Heineken Mexico said in June that it would invest 1.8 billion pesos in a can-making plant in Meoqui, Chihuahua, near the U.S.-Mexico border, due to growing demand. Last year, Grupo Modelo announced the expansion of its glass plant in Veracruz.
Both Grupo Modelo and Heineken Mexico declined to comment.
Smaller beer producers have started to buy large quantities of bottles together to make sure they are not elbowed out of the market. Twenty companies affiliated with the Mexican Independent Craft Brewers Association, known as Acermex, bought 365,000 glass bottles together over the past year from a single Mexican provider, said director Cristina Barba Fava.
“Aside from the shortage of aluminum and glass, there’s a shortage of malt,” Barba said. “Our products continue to be available, but they’re more expensive. We’ve found a way around the lack of bottles and cans, but we’re talking about an increase of 20 to 25% of our costs.”
Some of the supply chain snarls have started to sort themselves out.
Jose Ramon Ruiz, 46, who supplies malt imported from Germany and the U.S. to craft beer companies in Mexico, said improvements to shipping now means he no longer has to wait three months for products. Now he puts in orders less than two months before he needs to replace inventory, since a container takes only three weeks to arrive from Europe.

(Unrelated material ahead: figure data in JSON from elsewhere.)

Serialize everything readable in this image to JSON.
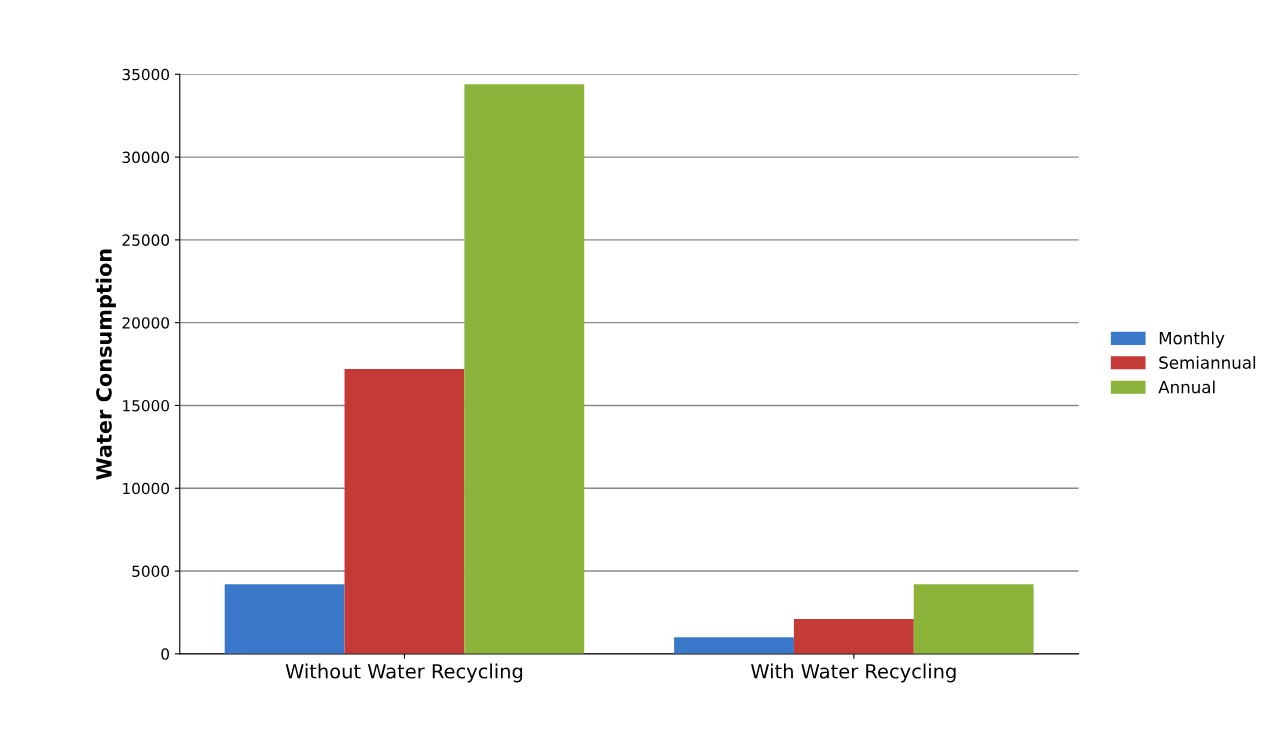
{
  "chart_data": {
    "type": "bar",
    "ylabel": "Water Consumption",
    "categories": [
      "Without Water Recycling",
      "With Water Recycling"
    ],
    "series": [
      {
        "name": "Monthly",
        "color": "#3a78c9",
        "values": [
          4200,
          1000
        ]
      },
      {
        "name": "Semiannual",
        "color": "#c43a36",
        "values": [
          17200,
          2100
        ]
      },
      {
        "name": "Annual",
        "color": "#8cb43a",
        "values": [
          34400,
          4200
        ]
      }
    ],
    "ylim": [
      0,
      35000
    ],
    "yticks": [
      0,
      5000,
      10000,
      15000,
      20000,
      25000,
      30000,
      35000
    ],
    "grid": "y",
    "legend": "right"
  }
}
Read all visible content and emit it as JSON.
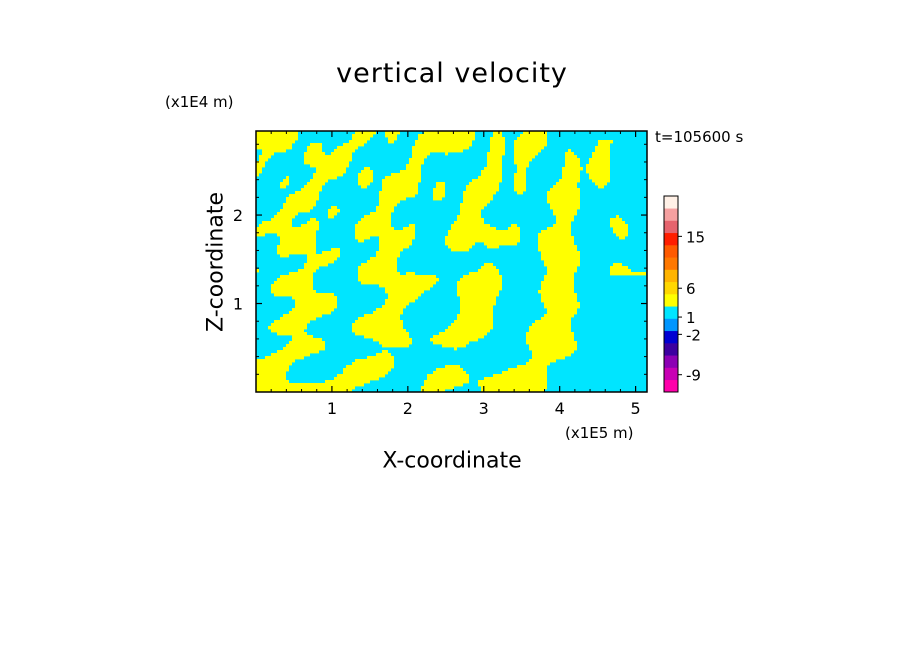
{
  "chart_data": {
    "type": "heatmap",
    "title": "vertical velocity",
    "xlabel": "X-coordinate",
    "ylabel": "Z-coordinate",
    "x_unit": "(x1E5 m)",
    "y_unit": "(x1E4 m)",
    "time_label": "t=105600 s",
    "xlim": [
      0,
      5.15
    ],
    "ylim": [
      0,
      2.95
    ],
    "x_ticks": [
      1,
      2,
      3,
      4,
      5
    ],
    "y_ticks": [
      1,
      2
    ],
    "x_tick_labels": [
      "1",
      "2",
      "3",
      "4",
      "5"
    ],
    "y_tick_labels": [
      "1",
      "2"
    ],
    "field_colors": {
      "positive": "#ffff00",
      "negative": "#00e5ff"
    },
    "colorbar": {
      "levels": [
        {
          "color": "#ff00aa"
        },
        {
          "color": "#c800b4"
        },
        {
          "color": "#8c00b4"
        },
        {
          "color": "#3c00a0"
        },
        {
          "color": "#0000d2"
        },
        {
          "color": "#0096ff"
        },
        {
          "color": "#00e5ff"
        },
        {
          "color": "#ffff00"
        },
        {
          "color": "#ffd700"
        },
        {
          "color": "#ffb400"
        },
        {
          "color": "#ff7800"
        },
        {
          "color": "#ff5a00"
        },
        {
          "color": "#ff1e00"
        },
        {
          "color": "#e6646e"
        },
        {
          "color": "#f5a0a0"
        },
        {
          "color": "#fff0e6"
        }
      ],
      "tick_labels": [
        "15",
        "6",
        "1",
        "-2",
        "-9"
      ],
      "tick_values": [
        15,
        6,
        1,
        -2,
        -9
      ]
    }
  }
}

He suspects high demand, both domestically and internationally, is more to blame for the current beer woes.
“When there weren’t enough cans, the natural thing for beer-makers to do was substitute them with bottles. You reach a point of maximum consumption of bottles, and the national makers do not have the capacity,” he said. “There is a question about the availability of raw materials, but I think there is more of an increase in demand than a decline in supply.”